Academic libraries are under federal legal obligation to ensure their facilities, services and resources are accessible to individuals with disabilities.
The Rehabilitation Act of 1973, Section 504 and Section 508 of the amendments of 1998.
The American Disabilities Act (1990) and it's subsequent amendments in 2008.
The Assistive Technology Act of 2004, a reauthorization of the 1998 Act.
Once legislation is established, regulations from government agencies led to accessibility standards and concerns about applications of the law in libraries, K-12 schools, and higher education.
The 2010 ADA Standards for Accessible Design, from the United States Department of Justice (DOJ) Civil Rights Division.
The June 2010 Electronic Book Reader Dear Colleague Letter from the DOJ and the DOE Civil Rights Divisions. This letter followed legal action by the National Federation for the Blind against non-accessible Kindles being used in colleges and universities.

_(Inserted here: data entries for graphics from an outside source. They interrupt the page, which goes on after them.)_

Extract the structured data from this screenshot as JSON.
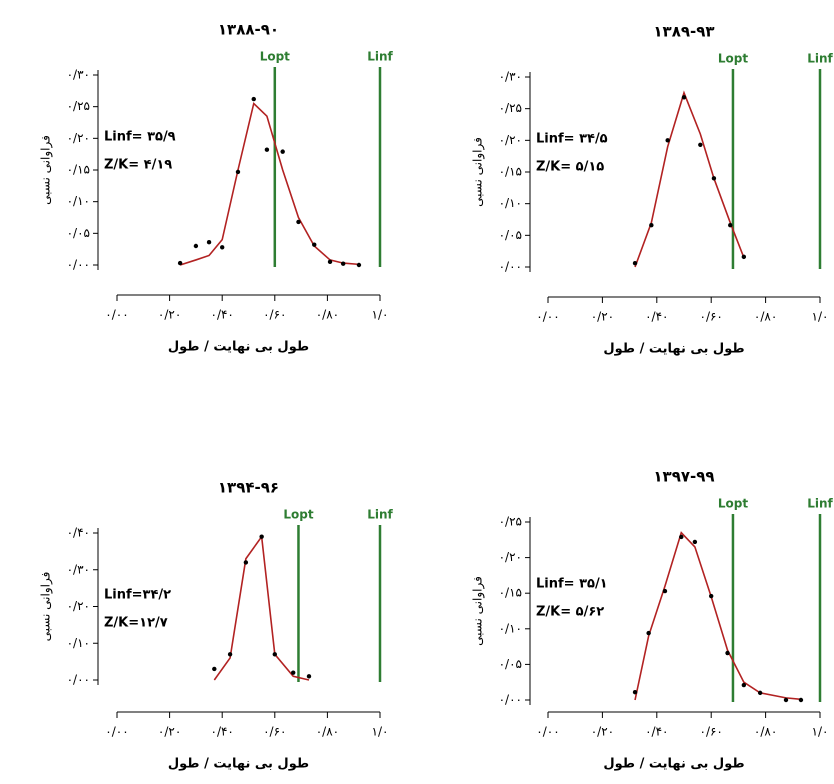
{
  "chart_data": [
    {
      "type": "line",
      "title": "۱۳۸۸-۹۰",
      "ylabel": "فراوانی نسبی",
      "xlabel": "طول بی نهایت / طول",
      "annotations": [
        "Linf= ۳۵/۹",
        "Z/K= ۴/۱۹"
      ],
      "vlines": [
        {
          "value": 0.6,
          "label": "Lopt",
          "color": "#2e7d32"
        },
        {
          "value": 1.0,
          "label": "Linf",
          "color": "#2e7d32"
        }
      ],
      "xlim": [
        0,
        1
      ],
      "ylim": [
        0,
        0.3
      ],
      "xticks": [
        {
          "value": 0,
          "label": "۰/۰۰"
        },
        {
          "value": 0.2,
          "label": "۰/۲۰"
        },
        {
          "value": 0.4,
          "label": "۰/۴۰"
        },
        {
          "value": 0.6,
          "label": "۰/۶۰"
        },
        {
          "value": 0.8,
          "label": "۰/۸۰"
        },
        {
          "value": 1.0,
          "label": "۱/۰"
        }
      ],
      "yticks": [
        {
          "value": 0,
          "label": "۰/۰۰"
        },
        {
          "value": 0.05,
          "label": "۰/۰۵"
        },
        {
          "value": 0.1,
          "label": "۰/۱۰"
        },
        {
          "value": 0.15,
          "label": "۰/۱۵"
        },
        {
          "value": 0.2,
          "label": "۰/۲۰"
        },
        {
          "value": 0.25,
          "label": "۰/۲۵"
        },
        {
          "value": 0.3,
          "label": "۰/۳۰"
        }
      ],
      "x": [
        0.24,
        0.3,
        0.35,
        0.4,
        0.46,
        0.52,
        0.57,
        0.63,
        0.69,
        0.75,
        0.81,
        0.86,
        0.92
      ],
      "series": [
        {
          "type": "line",
          "color": "#b22222",
          "values": [
            0.0,
            0.008,
            0.015,
            0.04,
            0.15,
            0.255,
            0.235,
            0.15,
            0.075,
            0.03,
            0.008,
            0.003,
            0.001
          ]
        },
        {
          "type": "scatter",
          "color": "#000000",
          "values": [
            0.003,
            0.03,
            0.036,
            0.028,
            0.147,
            0.262,
            0.182,
            0.179,
            0.068,
            0.032,
            0.005,
            0.002,
            0.0
          ]
        }
      ]
    },
    {
      "type": "line",
      "title": "۱۳۸۹-۹۳",
      "ylabel": "فراوانی نسبی",
      "xlabel": "طول بی نهایت / طول",
      "annotations": [
        "Linf= ۳۴/۵",
        "Z/K= ۵/۱۵"
      ],
      "vlines": [
        {
          "value": 0.68,
          "label": "Lopt",
          "color": "#2e7d32"
        },
        {
          "value": 1.0,
          "label": "Linf",
          "color": "#2e7d32"
        }
      ],
      "xlim": [
        0,
        1
      ],
      "ylim": [
        0,
        0.3
      ],
      "xticks": [
        {
          "value": 0,
          "label": "۰/۰۰"
        },
        {
          "value": 0.2,
          "label": "۰/۲۰"
        },
        {
          "value": 0.4,
          "label": "۰/۴۰"
        },
        {
          "value": 0.6,
          "label": "۰/۶۰"
        },
        {
          "value": 0.8,
          "label": "۰/۸۰"
        },
        {
          "value": 1.0,
          "label": "۱/۰"
        }
      ],
      "yticks": [
        {
          "value": 0,
          "label": "۰/۰۰"
        },
        {
          "value": 0.05,
          "label": "۰/۰۵"
        },
        {
          "value": 0.1,
          "label": "۰/۱۰"
        },
        {
          "value": 0.15,
          "label": "۰/۱۵"
        },
        {
          "value": 0.2,
          "label": "۰/۲۰"
        },
        {
          "value": 0.25,
          "label": "۰/۲۵"
        },
        {
          "value": 0.3,
          "label": "۰/۳۰"
        }
      ],
      "x": [
        0.32,
        0.38,
        0.44,
        0.5,
        0.56,
        0.61,
        0.67,
        0.72
      ],
      "series": [
        {
          "type": "line",
          "color": "#b22222",
          "values": [
            0.0,
            0.07,
            0.19,
            0.275,
            0.21,
            0.14,
            0.07,
            0.015
          ]
        },
        {
          "type": "scatter",
          "color": "#000000",
          "values": [
            0.006,
            0.066,
            0.2,
            0.268,
            0.193,
            0.14,
            0.066,
            0.016
          ]
        }
      ]
    },
    {
      "type": "line",
      "title": "۱۳۹۴-۹۶",
      "ylabel": "فراوانی نسبی",
      "xlabel": "طول بی نهایت / طول",
      "annotations": [
        "Linf=۳۴/۲",
        "Z/K=۱۲/۷"
      ],
      "vlines": [
        {
          "value": 0.69,
          "label": "Lopt",
          "color": "#2e7d32"
        },
        {
          "value": 1.0,
          "label": "Linf",
          "color": "#2e7d32"
        }
      ],
      "xlim": [
        0,
        1
      ],
      "ylim": [
        0,
        0.4
      ],
      "xticks": [
        {
          "value": 0,
          "label": "۰/۰۰"
        },
        {
          "value": 0.2,
          "label": "۰/۲۰"
        },
        {
          "value": 0.4,
          "label": "۰/۴۰"
        },
        {
          "value": 0.6,
          "label": "۰/۶۰"
        },
        {
          "value": 0.8,
          "label": "۰/۸۰"
        },
        {
          "value": 1.0,
          "label": "۱/۰"
        }
      ],
      "yticks": [
        {
          "value": 0,
          "label": "۰/۰۰"
        },
        {
          "value": 0.1,
          "label": "۰/۱۰"
        },
        {
          "value": 0.2,
          "label": "۰/۲۰"
        },
        {
          "value": 0.3,
          "label": "۰/۳۰"
        },
        {
          "value": 0.4,
          "label": "۰/۴۰"
        }
      ],
      "x": [
        0.37,
        0.43,
        0.49,
        0.55,
        0.6,
        0.67,
        0.73
      ],
      "series": [
        {
          "type": "line",
          "color": "#b22222",
          "values": [
            0.0,
            0.06,
            0.33,
            0.39,
            0.07,
            0.01,
            0.0
          ]
        },
        {
          "type": "scatter",
          "color": "#000000",
          "values": [
            0.03,
            0.07,
            0.32,
            0.39,
            0.07,
            0.02,
            0.01
          ]
        }
      ]
    },
    {
      "type": "line",
      "title": "۱۳۹۷-۹۹",
      "ylabel": "فراوانی نسبی",
      "xlabel": "طول بی نهایت / طول",
      "annotations": [
        "Linf= ۳۵/۱",
        "Z/K= ۵/۶۲"
      ],
      "vlines": [
        {
          "value": 0.68,
          "label": "Lopt",
          "color": "#2e7d32"
        },
        {
          "value": 1.0,
          "label": "Linf",
          "color": "#2e7d32"
        }
      ],
      "xlim": [
        0,
        1
      ],
      "ylim": [
        0,
        0.25
      ],
      "xticks": [
        {
          "value": 0,
          "label": "۰/۰۰"
        },
        {
          "value": 0.2,
          "label": "۰/۲۰"
        },
        {
          "value": 0.4,
          "label": "۰/۴۰"
        },
        {
          "value": 0.6,
          "label": "۰/۶۰"
        },
        {
          "value": 0.8,
          "label": "۰/۸۰"
        },
        {
          "value": 1.0,
          "label": "۱/۰"
        }
      ],
      "yticks": [
        {
          "value": 0,
          "label": "۰/۰۰"
        },
        {
          "value": 0.05,
          "label": "۰/۰۵"
        },
        {
          "value": 0.1,
          "label": "۰/۱۰"
        },
        {
          "value": 0.15,
          "label": "۰/۱۵"
        },
        {
          "value": 0.2,
          "label": "۰/۲۰"
        },
        {
          "value": 0.25,
          "label": "۰/۲۵"
        }
      ],
      "x": [
        0.32,
        0.37,
        0.43,
        0.49,
        0.54,
        0.6,
        0.66,
        0.72,
        0.78,
        0.875,
        0.93
      ],
      "series": [
        {
          "type": "line",
          "color": "#b22222",
          "values": [
            0.0,
            0.09,
            0.16,
            0.235,
            0.215,
            0.145,
            0.07,
            0.025,
            0.01,
            0.003,
            0.001
          ]
        },
        {
          "type": "scatter",
          "color": "#000000",
          "values": [
            0.011,
            0.094,
            0.153,
            0.229,
            0.222,
            0.146,
            0.066,
            0.021,
            0.01,
            0.0,
            0.0
          ]
        }
      ]
    }
  ]
}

Guidelines and tools from leading global organizations have also assisted accessibility efforts.
The Worldwide Web Consortium (W3C) presented the 2008 Web Content Accessibility Guidelines (WCAG) 2.0 as a guideline on web accessibility and has offered evaluative tools, such as the Web Accessibility Evaluation (WAVE) tool to assist organization in checking library created pages for W3C and 508 compliance.
The National Library Service, throughout a network of cooperating regional and subregional libraries located throughout the United States and its territories and to American citizens abroad, provides over 200,000 books and magazines in audio, braille, and e-braille.